[CHAPTER V.]
STATEMENT AND PROOF OF THE ONLY TRUE MORAL INCENTIVE.
The preceding considerations, which were unavoidably necessary in order to clear the ground, now enable me to indicate the true incentive which underlies all acts of real moral worth. The seriousness, and indisputable genuineness, with which we shall find it is distinguished, removes it far indeed from the hair-splittings, subtleties, sophisms, assertions formulated out of airy nothings, and a priori soap-bubbles, which all systems up to the present have tried to make at once the source of moral conduct and the basis of Ethics.
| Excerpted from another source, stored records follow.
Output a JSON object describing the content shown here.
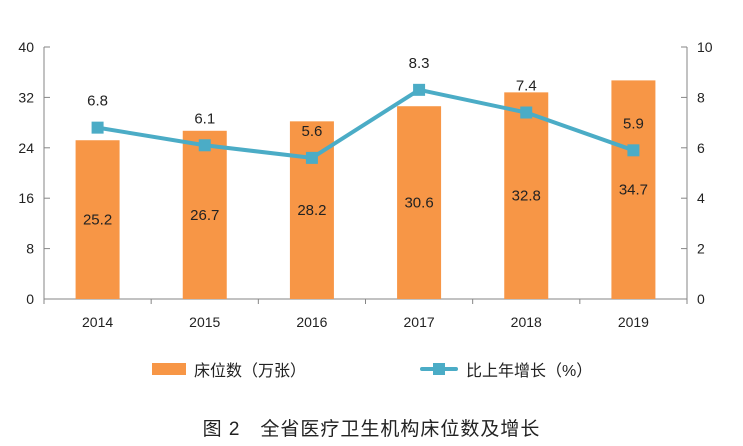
{
  "chart_data": {
    "type": "bar+line",
    "title": "图 2　全省医疗卫生机构床位数及增长",
    "categories": [
      "2014",
      "2015",
      "2016",
      "2017",
      "2018",
      "2019"
    ],
    "series": [
      {
        "name": "床位数（万张）",
        "type": "bar",
        "axis": "left",
        "color": "#F79646",
        "values": [
          25.2,
          26.7,
          28.2,
          30.6,
          32.8,
          34.7
        ],
        "labels": [
          "25.2",
          "26.7",
          "28.2",
          "30.6",
          "32.8",
          "34.7"
        ]
      },
      {
        "name": "比上年增长（%）",
        "type": "line",
        "axis": "right",
        "color": "#4BACC6",
        "values": [
          6.8,
          6.1,
          5.6,
          8.3,
          7.4,
          5.9
        ],
        "labels": [
          "6.8",
          "6.1",
          "5.6",
          "8.3",
          "7.4",
          "5.9"
        ]
      }
    ],
    "y_left": {
      "min": 0,
      "max": 40,
      "ticks": [
        "0",
        "8",
        "16",
        "24",
        "32",
        "40"
      ]
    },
    "y_right": {
      "min": 0,
      "max": 10,
      "ticks": [
        "0",
        "2",
        "4",
        "6",
        "8",
        "10"
      ]
    },
    "xlabel": "",
    "ylabel": "",
    "grid": false,
    "legend_position": "bottom"
  }
}
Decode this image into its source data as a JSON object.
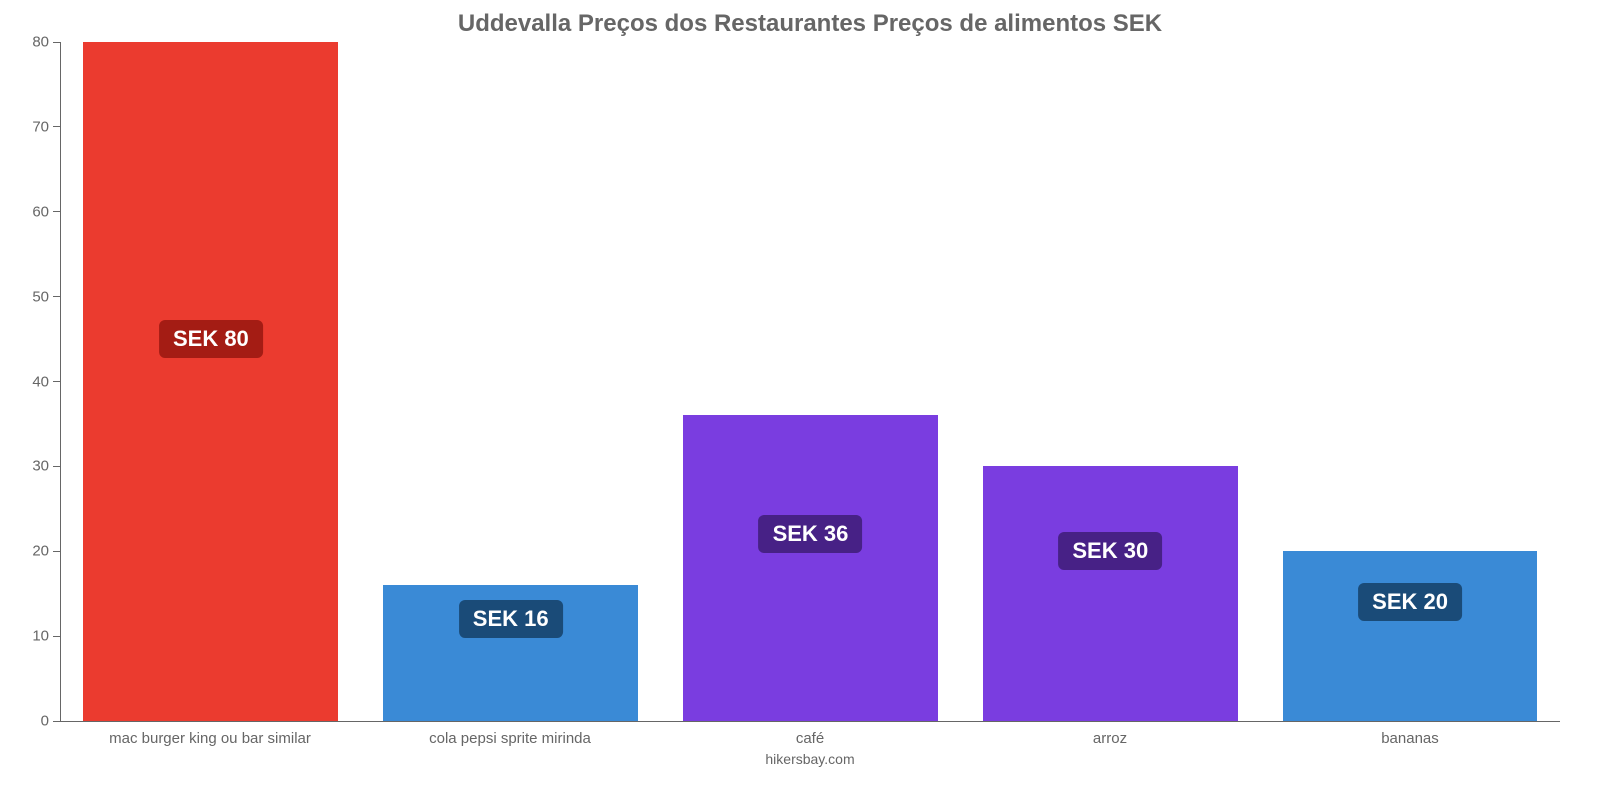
{
  "chart": {
    "type": "bar",
    "title": "Uddevalla Preços dos Restaurantes Preços de alimentos SEK",
    "title_fontsize": 24,
    "title_color": "#666666",
    "attribution": "hikersbay.com",
    "attribution_fontsize": 14,
    "background_color": "#ffffff",
    "axis_color": "#666666",
    "tick_label_color": "#666666",
    "tick_label_fontsize": 15,
    "x_label_fontsize": 15,
    "value_label_fontsize": 22,
    "value_label_text_color": "#ffffff",
    "ylim": [
      0,
      80
    ],
    "ytick_step": 10,
    "yticks": [
      0,
      10,
      20,
      30,
      40,
      50,
      60,
      70,
      80
    ],
    "bar_width_ratio": 0.85,
    "bars": [
      {
        "category": "mac burger king ou bar similar",
        "value": 80,
        "value_label": "SEK 80",
        "bar_color": "#eb3b2f",
        "badge_color": "#a41c14",
        "value_label_y": 45
      },
      {
        "category": "cola pepsi sprite mirinda",
        "value": 16,
        "value_label": "SEK 16",
        "bar_color": "#3a8ad6",
        "badge_color": "#1a4b78",
        "value_label_y": 12
      },
      {
        "category": "café",
        "value": 36,
        "value_label": "SEK 36",
        "bar_color": "#7a3de0",
        "badge_color": "#472186",
        "value_label_y": 22
      },
      {
        "category": "arroz",
        "value": 30,
        "value_label": "SEK 30",
        "bar_color": "#7a3de0",
        "badge_color": "#472186",
        "value_label_y": 20
      },
      {
        "category": "bananas",
        "value": 20,
        "value_label": "SEK 20",
        "bar_color": "#3a8ad6",
        "badge_color": "#1a4b78",
        "value_label_y": 14
      }
    ]
  }
}
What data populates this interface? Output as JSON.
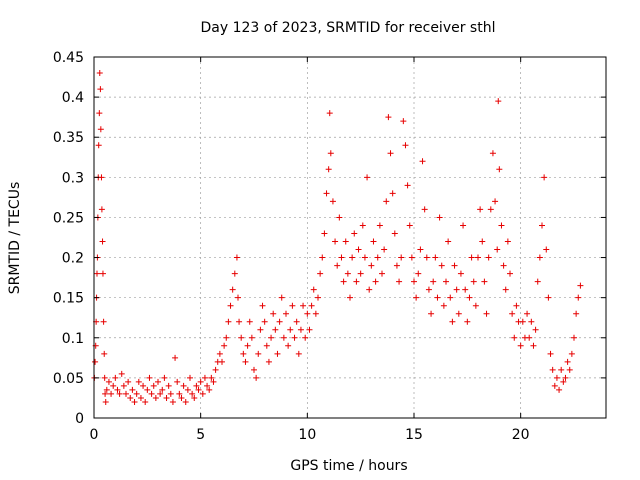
{
  "chart_data": {
    "type": "scatter",
    "title": "Day 123 of 2023, SRMTID for receiver sthl",
    "xlabel": "GPS time / hours",
    "ylabel": "SRMTID / TECUs",
    "xlim": [
      0,
      24
    ],
    "ylim": [
      0,
      0.45
    ],
    "xticks": [
      0,
      5,
      10,
      15,
      20
    ],
    "yticks": [
      0,
      0.05,
      0.1,
      0.15,
      0.2,
      0.25,
      0.3,
      0.35,
      0.4,
      0.45
    ],
    "ytick_labels": [
      "0",
      "0.05",
      "0.1",
      "0.15",
      "0.2",
      "0.25",
      "0.3",
      "0.35",
      "0.4",
      "0.45"
    ],
    "grid": true,
    "marker": "plus",
    "color": "#e60000",
    "series": [
      {
        "name": "",
        "points": [
          [
            0.02,
            0.05
          ],
          [
            0.05,
            0.07
          ],
          [
            0.08,
            0.09
          ],
          [
            0.1,
            0.12
          ],
          [
            0.12,
            0.15
          ],
          [
            0.14,
            0.18
          ],
          [
            0.16,
            0.2
          ],
          [
            0.18,
            0.25
          ],
          [
            0.2,
            0.3
          ],
          [
            0.22,
            0.34
          ],
          [
            0.25,
            0.38
          ],
          [
            0.27,
            0.43
          ],
          [
            0.3,
            0.41
          ],
          [
            0.32,
            0.36
          ],
          [
            0.35,
            0.3
          ],
          [
            0.37,
            0.26
          ],
          [
            0.4,
            0.22
          ],
          [
            0.42,
            0.18
          ],
          [
            0.45,
            0.12
          ],
          [
            0.48,
            0.08
          ],
          [
            0.5,
            0.05
          ],
          [
            0.52,
            0.03
          ],
          [
            0.55,
            0.02
          ],
          [
            0.6,
            0.035
          ],
          [
            0.7,
            0.045
          ],
          [
            0.8,
            0.03
          ],
          [
            0.9,
            0.04
          ],
          [
            1.0,
            0.05
          ],
          [
            1.1,
            0.035
          ],
          [
            1.2,
            0.03
          ],
          [
            1.3,
            0.055
          ],
          [
            1.4,
            0.04
          ],
          [
            1.5,
            0.03
          ],
          [
            1.6,
            0.045
          ],
          [
            1.7,
            0.025
          ],
          [
            1.8,
            0.035
          ],
          [
            1.9,
            0.02
          ],
          [
            2.0,
            0.03
          ],
          [
            2.1,
            0.045
          ],
          [
            2.2,
            0.025
          ],
          [
            2.3,
            0.04
          ],
          [
            2.4,
            0.02
          ],
          [
            2.5,
            0.035
          ],
          [
            2.6,
            0.05
          ],
          [
            2.7,
            0.03
          ],
          [
            2.8,
            0.04
          ],
          [
            2.9,
            0.025
          ],
          [
            3.0,
            0.045
          ],
          [
            3.1,
            0.03
          ],
          [
            3.2,
            0.035
          ],
          [
            3.3,
            0.05
          ],
          [
            3.4,
            0.025
          ],
          [
            3.5,
            0.04
          ],
          [
            3.6,
            0.03
          ],
          [
            3.7,
            0.02
          ],
          [
            3.8,
            0.075
          ],
          [
            3.9,
            0.045
          ],
          [
            4.0,
            0.03
          ],
          [
            4.1,
            0.025
          ],
          [
            4.2,
            0.04
          ],
          [
            4.3,
            0.02
          ],
          [
            4.4,
            0.035
          ],
          [
            4.5,
            0.05
          ],
          [
            4.6,
            0.03
          ],
          [
            4.7,
            0.025
          ],
          [
            4.8,
            0.04
          ],
          [
            4.9,
            0.035
          ],
          [
            5.0,
            0.045
          ],
          [
            5.1,
            0.03
          ],
          [
            5.2,
            0.05
          ],
          [
            5.3,
            0.04
          ],
          [
            5.4,
            0.035
          ],
          [
            5.5,
            0.05
          ],
          [
            5.6,
            0.045
          ],
          [
            5.7,
            0.06
          ],
          [
            5.8,
            0.07
          ],
          [
            5.9,
            0.08
          ],
          [
            6.0,
            0.07
          ],
          [
            6.1,
            0.09
          ],
          [
            6.2,
            0.1
          ],
          [
            6.3,
            0.12
          ],
          [
            6.4,
            0.14
          ],
          [
            6.5,
            0.16
          ],
          [
            6.6,
            0.18
          ],
          [
            6.7,
            0.2
          ],
          [
            6.75,
            0.15
          ],
          [
            6.8,
            0.12
          ],
          [
            6.9,
            0.1
          ],
          [
            7.0,
            0.08
          ],
          [
            7.1,
            0.07
          ],
          [
            7.2,
            0.09
          ],
          [
            7.3,
            0.12
          ],
          [
            7.4,
            0.1
          ],
          [
            7.5,
            0.06
          ],
          [
            7.6,
            0.05
          ],
          [
            7.7,
            0.08
          ],
          [
            7.8,
            0.11
          ],
          [
            7.9,
            0.14
          ],
          [
            8.0,
            0.12
          ],
          [
            8.1,
            0.09
          ],
          [
            8.2,
            0.07
          ],
          [
            8.3,
            0.1
          ],
          [
            8.4,
            0.13
          ],
          [
            8.5,
            0.11
          ],
          [
            8.6,
            0.08
          ],
          [
            8.7,
            0.12
          ],
          [
            8.8,
            0.15
          ],
          [
            8.9,
            0.1
          ],
          [
            9.0,
            0.13
          ],
          [
            9.1,
            0.09
          ],
          [
            9.2,
            0.11
          ],
          [
            9.3,
            0.14
          ],
          [
            9.4,
            0.1
          ],
          [
            9.5,
            0.12
          ],
          [
            9.6,
            0.08
          ],
          [
            9.7,
            0.11
          ],
          [
            9.8,
            0.14
          ],
          [
            9.9,
            0.1
          ],
          [
            10.0,
            0.13
          ],
          [
            10.1,
            0.11
          ],
          [
            10.2,
            0.14
          ],
          [
            10.3,
            0.16
          ],
          [
            10.4,
            0.13
          ],
          [
            10.5,
            0.15
          ],
          [
            10.6,
            0.18
          ],
          [
            10.7,
            0.2
          ],
          [
            10.8,
            0.23
          ],
          [
            10.9,
            0.28
          ],
          [
            11.0,
            0.31
          ],
          [
            11.05,
            0.38
          ],
          [
            11.1,
            0.33
          ],
          [
            11.2,
            0.27
          ],
          [
            11.3,
            0.22
          ],
          [
            11.4,
            0.19
          ],
          [
            11.5,
            0.25
          ],
          [
            11.6,
            0.2
          ],
          [
            11.7,
            0.17
          ],
          [
            11.8,
            0.22
          ],
          [
            11.9,
            0.18
          ],
          [
            12.0,
            0.15
          ],
          [
            12.1,
            0.2
          ],
          [
            12.2,
            0.23
          ],
          [
            12.3,
            0.17
          ],
          [
            12.4,
            0.21
          ],
          [
            12.5,
            0.18
          ],
          [
            12.6,
            0.24
          ],
          [
            12.7,
            0.2
          ],
          [
            12.8,
            0.3
          ],
          [
            12.9,
            0.16
          ],
          [
            13.0,
            0.19
          ],
          [
            13.1,
            0.22
          ],
          [
            13.2,
            0.17
          ],
          [
            13.3,
            0.2
          ],
          [
            13.4,
            0.24
          ],
          [
            13.5,
            0.18
          ],
          [
            13.6,
            0.21
          ],
          [
            13.7,
            0.27
          ],
          [
            13.8,
            0.375
          ],
          [
            13.9,
            0.33
          ],
          [
            14.0,
            0.28
          ],
          [
            14.1,
            0.23
          ],
          [
            14.2,
            0.19
          ],
          [
            14.3,
            0.17
          ],
          [
            14.4,
            0.2
          ],
          [
            14.5,
            0.37
          ],
          [
            14.6,
            0.34
          ],
          [
            14.7,
            0.29
          ],
          [
            14.8,
            0.24
          ],
          [
            14.9,
            0.2
          ],
          [
            15.0,
            0.17
          ],
          [
            15.1,
            0.15
          ],
          [
            15.2,
            0.18
          ],
          [
            15.3,
            0.21
          ],
          [
            15.4,
            0.32
          ],
          [
            15.5,
            0.26
          ],
          [
            15.6,
            0.2
          ],
          [
            15.7,
            0.16
          ],
          [
            15.8,
            0.13
          ],
          [
            15.9,
            0.17
          ],
          [
            16.0,
            0.2
          ],
          [
            16.1,
            0.15
          ],
          [
            16.2,
            0.25
          ],
          [
            16.3,
            0.19
          ],
          [
            16.4,
            0.14
          ],
          [
            16.5,
            0.17
          ],
          [
            16.6,
            0.22
          ],
          [
            16.7,
            0.15
          ],
          [
            16.8,
            0.12
          ],
          [
            16.9,
            0.19
          ],
          [
            17.0,
            0.16
          ],
          [
            17.1,
            0.13
          ],
          [
            17.2,
            0.18
          ],
          [
            17.3,
            0.24
          ],
          [
            17.4,
            0.16
          ],
          [
            17.5,
            0.12
          ],
          [
            17.6,
            0.15
          ],
          [
            17.7,
            0.2
          ],
          [
            17.8,
            0.17
          ],
          [
            17.9,
            0.14
          ],
          [
            18.0,
            0.2
          ],
          [
            18.1,
            0.26
          ],
          [
            18.2,
            0.22
          ],
          [
            18.3,
            0.17
          ],
          [
            18.4,
            0.13
          ],
          [
            18.5,
            0.2
          ],
          [
            18.6,
            0.26
          ],
          [
            18.7,
            0.33
          ],
          [
            18.8,
            0.27
          ],
          [
            18.9,
            0.21
          ],
          [
            18.95,
            0.395
          ],
          [
            19.0,
            0.31
          ],
          [
            19.1,
            0.24
          ],
          [
            19.2,
            0.19
          ],
          [
            19.3,
            0.16
          ],
          [
            19.4,
            0.22
          ],
          [
            19.5,
            0.18
          ],
          [
            19.6,
            0.13
          ],
          [
            19.7,
            0.1
          ],
          [
            19.8,
            0.14
          ],
          [
            19.9,
            0.12
          ],
          [
            20.0,
            0.09
          ],
          [
            20.1,
            0.12
          ],
          [
            20.2,
            0.1
          ],
          [
            20.3,
            0.13
          ],
          [
            20.4,
            0.1
          ],
          [
            20.5,
            0.12
          ],
          [
            20.6,
            0.09
          ],
          [
            20.7,
            0.11
          ],
          [
            20.8,
            0.17
          ],
          [
            20.9,
            0.2
          ],
          [
            21.0,
            0.24
          ],
          [
            21.1,
            0.3
          ],
          [
            21.2,
            0.21
          ],
          [
            21.3,
            0.15
          ],
          [
            21.4,
            0.08
          ],
          [
            21.5,
            0.06
          ],
          [
            21.6,
            0.04
          ],
          [
            21.7,
            0.05
          ],
          [
            21.8,
            0.035
          ],
          [
            21.9,
            0.06
          ],
          [
            22.0,
            0.045
          ],
          [
            22.1,
            0.05
          ],
          [
            22.2,
            0.07
          ],
          [
            22.3,
            0.06
          ],
          [
            22.4,
            0.08
          ],
          [
            22.5,
            0.1
          ],
          [
            22.6,
            0.13
          ],
          [
            22.7,
            0.15
          ],
          [
            22.8,
            0.165
          ]
        ]
      }
    ]
  }
}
This incentive I shall not put forward as an hypothesis to be accepted or rejected, as one pleases; I shall actually prove that it is the only possible one. But as this demonstration requires several fundamental truths to be borne in mind, the reader's attention is first called to certain propositions which we must presuppose, and which may properly be considered as axioms; except the last two, which result from the analysis contained in the preceding chapter, and in Part II., Chapter III.
(1) No action can take place without a sufficient motive; as little as a stone can move without a sufficient push or pull.
(2) Similarly, no action can be left undone, when, given the character of the doer, a sufficient motive is present; unless a stronger counter-motive necessarily prevents it.
(3) Whatever moves the Will,—this, and this alone, implies the sense of weal and woe, in the widest sense of the term; and conversely, weal and woe signify "that which is in conformity with, or which is contrary to, a Will." Hence every motive must have a connection with weal and woe.
(4) Consequently every action stands in relation to, and has as its ultimate object, a being susceptible of weal and woe.